然後還有翻了的貨車,還有救護車那醒耳的聲音,一眼瞟過去,似乎能看到那白色車身。
計程車師傅告訴她那條路出了車禍,然後不能通行,然後選了另一邊的路繞開。
而冉依顏盯了盯那車禍的事發現場,心裡悚然,於是在司機選擇繞道的時候自己也沒有多說。在計程車繞道離開的時候,那眼眸還停留在車禍現場,但是人羣簇簇,她看不見,看不見,她看見了醫生的身體,被擡往擔架上的身軀,一直手垂落下來。
但是,太遠了,一切都看不清…。
其實,她也不知道自己出來這一趟的意義是什麼,車開到了一半的路程,她又叫司機將她送回去。
不是已經離婚了麼,不是已經說沒有關係了,自己擔心牽掛的又是什麼勁呢,深夜,她又一個人回來,從大門口,她是舉着傘走回別墅,然後別墅大廳的燈亮着,冉母站在大廳裡,跪在神臺前唸經…
母親去年信了教,天主教,脖子上一直掛着一隻十字架…
而每晚差不多都要跪在地上花半個小時祈禱。
而冉依顏,一晚上腦袋都渾渾噩噩,從風冿揚給她說分手,說真的放開她,然後,她站在牀邊莫名其妙感覺到了痛楚,然後,心慌的跑出去,舉着傘卻全身溼透的回來,是的,她真的不知道今晚這一切,自己到底在想幹什麼,自己想的到底是幹什麼…

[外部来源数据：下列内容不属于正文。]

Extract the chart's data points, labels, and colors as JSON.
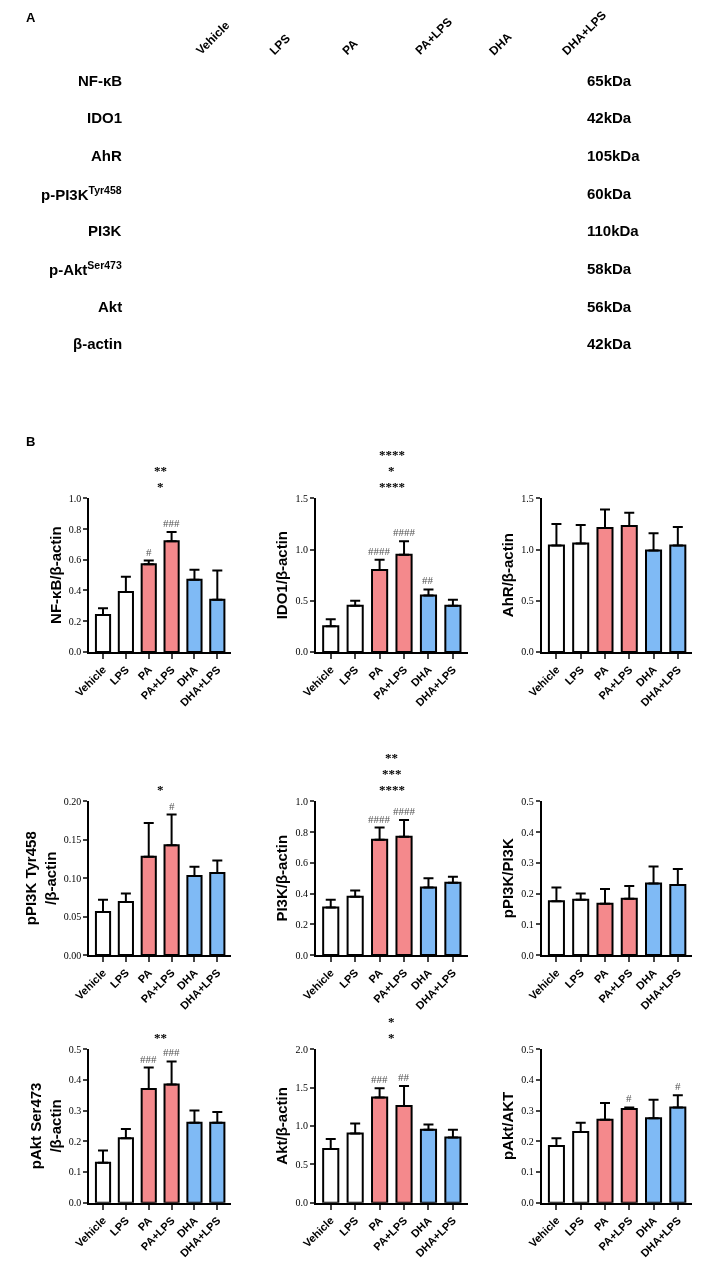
{
  "chart_data": [
    {
      "type": "other",
      "title": "A",
      "categories": [
        "Vehicle",
        "LPS",
        "PA",
        "PA+LPS",
        "DHA",
        "DHA+LPS"
      ],
      "y_categories": [
        "NF-κB",
        "IDO1",
        "AhR",
        "p-PI3K$^{Tyr458}$",
        "PI3K",
        "p-Akt$^{Ser473}$",
        "Akt",
        "β-actin"
      ],
      "y2_categories": [
        "65kDa",
        "42kDa",
        "105kDa",
        "60kDa",
        "110kDa",
        "58kDa",
        "56kDa",
        "42kDa"
      ]
    },
    {
      "type": "bar",
      "title": "B",
      "ylabel": "NF-κB/β-actin",
      "categories": [
        "Vehicle",
        "LPS",
        "PA",
        "PA+LPS",
        "DHA",
        "DHA+LPS"
      ],
      "colors": [
        "#ffffff",
        "#ffffff",
        "#f4898c",
        "#f4898c",
        "#7fbaf5",
        "#7fbaf5"
      ],
      "values": [
        0.24,
        0.39,
        0.57,
        0.72,
        0.47,
        0.34
      ],
      "errors": [
        [
          0.24,
          0.285
        ],
        [
          0.39,
          0.49
        ],
        [
          0.57,
          0.595
        ],
        [
          0.72,
          0.78
        ],
        [
          0.47,
          0.535
        ],
        [
          0.34,
          0.53
        ]
      ],
      "ylim": [
        0,
        1.0
      ],
      "yticks": [
        {
          "value": 0,
          "label": "0.0"
        },
        0.2,
        0.4,
        0.6,
        0.8,
        {
          "value": 1.0,
          "label": "1.0"
        }
      ],
      "grid": false,
      "annotations": [
        {
          "text": "#",
          "x": "PA",
          "y": 0.595
        },
        {
          "text": "###",
          "x": "PA+LPS",
          "y": 0.78
        },
        "*",
        "**"
      ]
    },
    {
      "type": "bar",
      "ylabel": "IDO1/β-actin",
      "categories": [
        "Vehicle",
        "LPS",
        "PA",
        "PA+LPS",
        "DHA",
        "DHA+LPS"
      ],
      "colors": [
        "#ffffff",
        "#ffffff",
        "#f4898c",
        "#f4898c",
        "#7fbaf5",
        "#7fbaf5"
      ],
      "values": [
        0.25,
        0.45,
        0.8,
        0.95,
        0.55,
        0.45
      ],
      "errors": [
        [
          0.25,
          0.32
        ],
        [
          0.45,
          0.5
        ],
        [
          0.8,
          0.9
        ],
        [
          0.95,
          1.08
        ],
        [
          0.55,
          0.61
        ],
        [
          0.45,
          0.51
        ]
      ],
      "ylim": [
        0,
        1.5
      ],
      "yticks": [
        {
          "value": 0,
          "label": "0.0"
        },
        0.5,
        {
          "value": 1.0,
          "label": "1.0"
        },
        1.5
      ],
      "grid": false,
      "annotations": [
        {
          "text": "####",
          "x": "PA",
          "y": 0.9
        },
        {
          "text": "####",
          "x": "PA+LPS",
          "y": 1.08
        },
        {
          "text": "##",
          "x": "DHA",
          "y": 0.61
        },
        "****",
        "*",
        "****"
      ]
    },
    {
      "type": "bar",
      "ylabel": "AhR/β-actin",
      "categories": [
        "Vehicle",
        "LPS",
        "PA",
        "PA+LPS",
        "DHA",
        "DHA+LPS"
      ],
      "colors": [
        "#ffffff",
        "#ffffff",
        "#f4898c",
        "#f4898c",
        "#7fbaf5",
        "#7fbaf5"
      ],
      "values": [
        1.04,
        1.06,
        1.21,
        1.23,
        0.99,
        1.04
      ],
      "errors": [
        [
          1.04,
          1.25
        ],
        [
          1.06,
          1.24
        ],
        [
          1.21,
          1.39
        ],
        [
          1.23,
          1.36
        ],
        [
          0.99,
          1.16
        ],
        [
          1.04,
          1.22
        ]
      ],
      "ylim": [
        0,
        1.5
      ],
      "yticks": [
        {
          "value": 0,
          "label": "0.0"
        },
        0.5,
        {
          "value": 1.0,
          "label": "1.0"
        },
        1.5
      ],
      "grid": false
    },
    {
      "type": "bar",
      "ylabel": "pPI3K Tyr458\n/β-actin",
      "categories": [
        "Vehicle",
        "LPS",
        "PA",
        "PA+LPS",
        "DHA",
        "DHA+LPS"
      ],
      "colors": [
        "#ffffff",
        "#ffffff",
        "#f4898c",
        "#f4898c",
        "#7fbaf5",
        "#7fbaf5"
      ],
      "values": [
        0.056,
        0.069,
        0.128,
        0.143,
        0.103,
        0.107
      ],
      "errors": [
        [
          0.056,
          0.072
        ],
        [
          0.069,
          0.08
        ],
        [
          0.128,
          0.172
        ],
        [
          0.143,
          0.183
        ],
        [
          0.103,
          0.115
        ],
        [
          0.107,
          0.123
        ]
      ],
      "ylim": [
        0,
        0.2
      ],
      "yticks": [
        {
          "value": 0,
          "label": "0.00"
        },
        0.05,
        {
          "value": 0.1,
          "label": "0.10"
        },
        0.15,
        {
          "value": 0.2,
          "label": "0.20"
        }
      ],
      "grid": false,
      "annotations": [
        {
          "text": "#",
          "x": "PA+LPS",
          "y": 0.183
        },
        "*"
      ]
    },
    {
      "type": "bar",
      "ylabel": "PI3K/β-actin",
      "categories": [
        "Vehicle",
        "LPS",
        "PA",
        "PA+LPS",
        "DHA",
        "DHA+LPS"
      ],
      "colors": [
        "#ffffff",
        "#ffffff",
        "#f4898c",
        "#f4898c",
        "#7fbaf5",
        "#7fbaf5"
      ],
      "values": [
        0.31,
        0.38,
        0.75,
        0.77,
        0.44,
        0.47
      ],
      "errors": [
        [
          0.31,
          0.36
        ],
        [
          0.38,
          0.42
        ],
        [
          0.75,
          0.83
        ],
        [
          0.77,
          0.88
        ],
        [
          0.44,
          0.5
        ],
        [
          0.47,
          0.51
        ]
      ],
      "ylim": [
        0,
        1.0
      ],
      "yticks": [
        {
          "value": 0,
          "label": "0.0"
        },
        0.2,
        0.4,
        0.6,
        0.8,
        {
          "value": 1.0,
          "label": "1.0"
        }
      ],
      "grid": false,
      "annotations": [
        {
          "text": "####",
          "x": "PA",
          "y": 0.83
        },
        {
          "text": "####",
          "x": "PA+LPS",
          "y": 0.88
        },
        "****",
        "***",
        "**"
      ]
    },
    {
      "type": "bar",
      "ylabel": "pPI3K/PI3K",
      "categories": [
        "Vehicle",
        "LPS",
        "PA",
        "PA+LPS",
        "DHA",
        "DHA+LPS"
      ],
      "colors": [
        "#ffffff",
        "#ffffff",
        "#f4898c",
        "#f4898c",
        "#7fbaf5",
        "#7fbaf5"
      ],
      "values": [
        0.175,
        0.18,
        0.167,
        0.183,
        0.233,
        0.228
      ],
      "errors": [
        [
          0.175,
          0.22
        ],
        [
          0.18,
          0.2
        ],
        [
          0.167,
          0.215
        ],
        [
          0.183,
          0.225
        ],
        [
          0.233,
          0.288
        ],
        [
          0.228,
          0.28
        ]
      ],
      "ylim": [
        0,
        0.5
      ],
      "yticks": [
        {
          "value": 0,
          "label": "0.0"
        },
        0.1,
        0.2,
        0.3,
        0.4,
        0.5
      ],
      "grid": false
    },
    {
      "type": "bar",
      "ylabel": "pAkt Ser473\n/β-actin",
      "categories": [
        "Vehicle",
        "LPS",
        "PA",
        "PA+LPS",
        "DHA",
        "DHA+LPS"
      ],
      "colors": [
        "#ffffff",
        "#ffffff",
        "#f4898c",
        "#f4898c",
        "#7fbaf5",
        "#7fbaf5"
      ],
      "values": [
        0.13,
        0.21,
        0.37,
        0.385,
        0.26,
        0.26
      ],
      "errors": [
        [
          0.13,
          0.17
        ],
        [
          0.21,
          0.24
        ],
        [
          0.37,
          0.44
        ],
        [
          0.385,
          0.46
        ],
        [
          0.26,
          0.3
        ],
        [
          0.26,
          0.295
        ]
      ],
      "ylim": [
        0,
        0.5
      ],
      "yticks": [
        {
          "value": 0,
          "label": "0.0"
        },
        0.1,
        0.2,
        0.3,
        0.4,
        0.5
      ],
      "grid": false,
      "annotations": [
        {
          "text": "###",
          "x": "PA",
          "y": 0.44
        },
        {
          "text": "###",
          "x": "PA+LPS",
          "y": 0.46
        },
        "**"
      ]
    },
    {
      "type": "bar",
      "ylabel": "Akt/β-actin",
      "categories": [
        "Vehicle",
        "LPS",
        "PA",
        "PA+LPS",
        "DHA",
        "DHA+LPS"
      ],
      "colors": [
        "#ffffff",
        "#ffffff",
        "#f4898c",
        "#f4898c",
        "#7fbaf5",
        "#7fbaf5"
      ],
      "values": [
        0.7,
        0.9,
        1.37,
        1.26,
        0.95,
        0.85
      ],
      "errors": [
        [
          0.7,
          0.83
        ],
        [
          0.9,
          1.03
        ],
        [
          1.37,
          1.49
        ],
        [
          1.26,
          1.52
        ],
        [
          0.95,
          1.02
        ],
        [
          0.85,
          0.95
        ]
      ],
      "ylim": [
        0,
        2.0
      ],
      "yticks": [
        {
          "value": 0,
          "label": "0.0"
        },
        0.5,
        {
          "value": 1.0,
          "label": "1.0"
        },
        1.5,
        {
          "value": 2.0,
          "label": "2.0"
        }
      ],
      "grid": false,
      "annotations": [
        {
          "text": "###",
          "x": "PA",
          "y": 1.49
        },
        {
          "text": "##",
          "x": "PA+LPS",
          "y": 1.52
        },
        "*",
        "*"
      ]
    },
    {
      "type": "bar",
      "ylabel": "pAkt/AKT",
      "categories": [
        "Vehicle",
        "LPS",
        "PA",
        "PA+LPS",
        "DHA",
        "DHA+LPS"
      ],
      "colors": [
        "#ffffff",
        "#ffffff",
        "#f4898c",
        "#f4898c",
        "#7fbaf5",
        "#7fbaf5"
      ],
      "values": [
        0.185,
        0.23,
        0.27,
        0.305,
        0.275,
        0.31
      ],
      "errors": [
        [
          0.185,
          0.21
        ],
        [
          0.23,
          0.26
        ],
        [
          0.27,
          0.325
        ],
        [
          0.305,
          0.31
        ],
        [
          0.275,
          0.335
        ],
        [
          0.31,
          0.35
        ]
      ],
      "ylim": [
        0,
        0.5
      ],
      "yticks": [
        {
          "value": 0,
          "label": "0.0"
        },
        0.1,
        0.2,
        0.3,
        0.4,
        0.5
      ],
      "grid": false,
      "annotations": [
        {
          "text": "#",
          "x": "PA+LPS",
          "y": 0.31
        },
        {
          "text": "#",
          "x": "DHA+LPS",
          "y": 0.35
        }
      ]
    }
  ]
}
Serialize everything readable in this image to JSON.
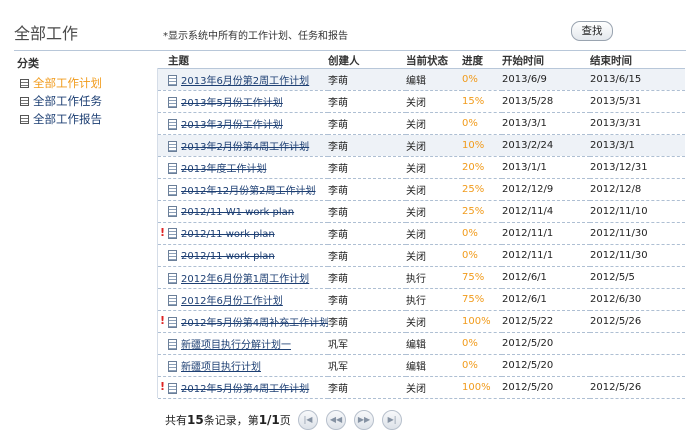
{
  "header": {
    "title": "全部工作",
    "description": "*显示系统中所有的工作计划、任务和报告",
    "search_label": "查找"
  },
  "sidebar": {
    "heading": "分类",
    "items": [
      {
        "label": "全部工作计划",
        "active": true
      },
      {
        "label": "全部工作任务",
        "active": false
      },
      {
        "label": "全部工作报告",
        "active": false
      }
    ]
  },
  "table": {
    "columns": [
      "主题",
      "创建人",
      "当前状态",
      "进度",
      "开始时间",
      "结束时间"
    ],
    "rows": [
      {
        "subject": "2013年6月份第2周工作计划",
        "creator": "李萌",
        "status": "编辑",
        "progress": "0%",
        "start": "2013/6/9",
        "end": "2013/6/15",
        "struck": false,
        "flag": false
      },
      {
        "subject": "2013年5月份工作计划",
        "creator": "李萌",
        "status": "关闭",
        "progress": "15%",
        "start": "2013/5/28",
        "end": "2013/5/31",
        "struck": true,
        "flag": false
      },
      {
        "subject": "2013年3月份工作计划",
        "creator": "李萌",
        "status": "关闭",
        "progress": "0%",
        "start": "2013/3/1",
        "end": "2013/3/31",
        "struck": true,
        "flag": false
      },
      {
        "subject": "2013年2月份第4周工作计划",
        "creator": "李萌",
        "status": "关闭",
        "progress": "10%",
        "start": "2013/2/24",
        "end": "2013/3/1",
        "struck": true,
        "flag": false
      },
      {
        "subject": "2013年度工作计划",
        "creator": "李萌",
        "status": "关闭",
        "progress": "20%",
        "start": "2013/1/1",
        "end": "2013/12/31",
        "struck": true,
        "flag": false
      },
      {
        "subject": "2012年12月份第2周工作计划",
        "creator": "李萌",
        "status": "关闭",
        "progress": "25%",
        "start": "2012/12/9",
        "end": "2012/12/8",
        "struck": true,
        "flag": false
      },
      {
        "subject": "2012/11 W1 work plan",
        "creator": "李萌",
        "status": "关闭",
        "progress": "25%",
        "start": "2012/11/4",
        "end": "2012/11/10",
        "struck": true,
        "flag": false
      },
      {
        "subject": "2012/11 work plan",
        "creator": "李萌",
        "status": "关闭",
        "progress": "0%",
        "start": "2012/11/1",
        "end": "2012/11/30",
        "struck": true,
        "flag": true
      },
      {
        "subject": "2012/11 work plan",
        "creator": "李萌",
        "status": "关闭",
        "progress": "0%",
        "start": "2012/11/1",
        "end": "2012/11/30",
        "struck": true,
        "flag": false
      },
      {
        "subject": "2012年6月份第1周工作计划",
        "creator": "李萌",
        "status": "执行",
        "progress": "75%",
        "start": "2012/6/1",
        "end": "2012/5/5",
        "struck": false,
        "flag": false
      },
      {
        "subject": "2012年6月份工作计划",
        "creator": "李萌",
        "status": "执行",
        "progress": "75%",
        "start": "2012/6/1",
        "end": "2012/6/30",
        "struck": false,
        "flag": false
      },
      {
        "subject": "2012年5月份第4周补充工作计划",
        "creator": "李萌",
        "status": "关闭",
        "progress": "100%",
        "start": "2012/5/22",
        "end": "2012/5/26",
        "struck": true,
        "flag": true
      },
      {
        "subject": "新疆项目执行分解计划一",
        "creator": "巩军",
        "status": "编辑",
        "progress": "0%",
        "start": "2012/5/20",
        "end": "",
        "struck": false,
        "flag": false
      },
      {
        "subject": "新疆项目执行计划",
        "creator": "巩军",
        "status": "编辑",
        "progress": "0%",
        "start": "2012/5/20",
        "end": "",
        "struck": false,
        "flag": false
      },
      {
        "subject": "2012年5月份第4周工作计划",
        "creator": "李萌",
        "status": "关闭",
        "progress": "100%",
        "start": "2012/5/20",
        "end": "2012/5/26",
        "struck": true,
        "flag": true
      }
    ]
  },
  "pager": {
    "prefix": "共有",
    "total": "15",
    "middle": "条记录，第",
    "page": "1/1",
    "suffix": "页",
    "buttons": [
      {
        "name": "first-page-button",
        "glyph": "|◀"
      },
      {
        "name": "prev-page-button",
        "glyph": "◀◀"
      },
      {
        "name": "next-page-button",
        "glyph": "▶▶"
      },
      {
        "name": "last-page-button",
        "glyph": "▶|"
      }
    ]
  }
}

彷彿有種東西一直在牽着她的心,縈繞着她的心,她平靜不下來,而且也思索不了其他。
然後從她外面回來,受了傘站在客廳,鞋邊一攤水跡…
而冉母因爲在做祈禱,中途不能被打斷,只是轉頭過來淡淡的看了一眼她。
看了一眼,然後又轉過去,一顆顆的扣着念珠嘴裡唸唸有詞。
而冉依顏站在那裡,就看見那聖母的畫像,藍色的衣衫,懷中抱着嬰孩,一副悲憫而寬和的模樣。彷彿就那樣看着她。
冉依顏的眼眶瞬時就溼潤了…
然後站在那裡,不知不覺,無聲無息的眼淚就自己掉落下來。
如果你是神,你是萬能的神,你可不可以告訴我,我該怎麼辦。爲什麼我怎麼選擇都是痛。爲什麼我心裡會恐慌。
爲什麼從前是身痛,現在是心痛…
聖母,你不是世間最偉大的母親麼,但是我從頭至尾都活的這麼迷茫。
我該愛他麼,我可以愛他麼…。我應該選擇他還是憲…。
她的心在問,而畫像中的女人,依然是對着她笑,一副悲憫而寬和的笑…。
而冉依顏困了,倦了,也乏了。
她也真的想休息了…。
那一天,她上了牀,鞋子溼了,然後衣裙也溼了,她一上牀用被子捂住自己的身軀卻全身發顫…
第二天,連冉依顏都沒有想到的是,發高燒了。
而風家少爺出車禍的事兒,一時間,電視,網絡,報紙,到處都在瘋傳,彷彿全世界都知道的事兒,而只有一個人不知道,冉依顏。
她高燒燒到三十八度,而冉父上班,冉母一個人沒有辦法把她帶去醫院,只能從家裡翻出一些退燒的藥先止住。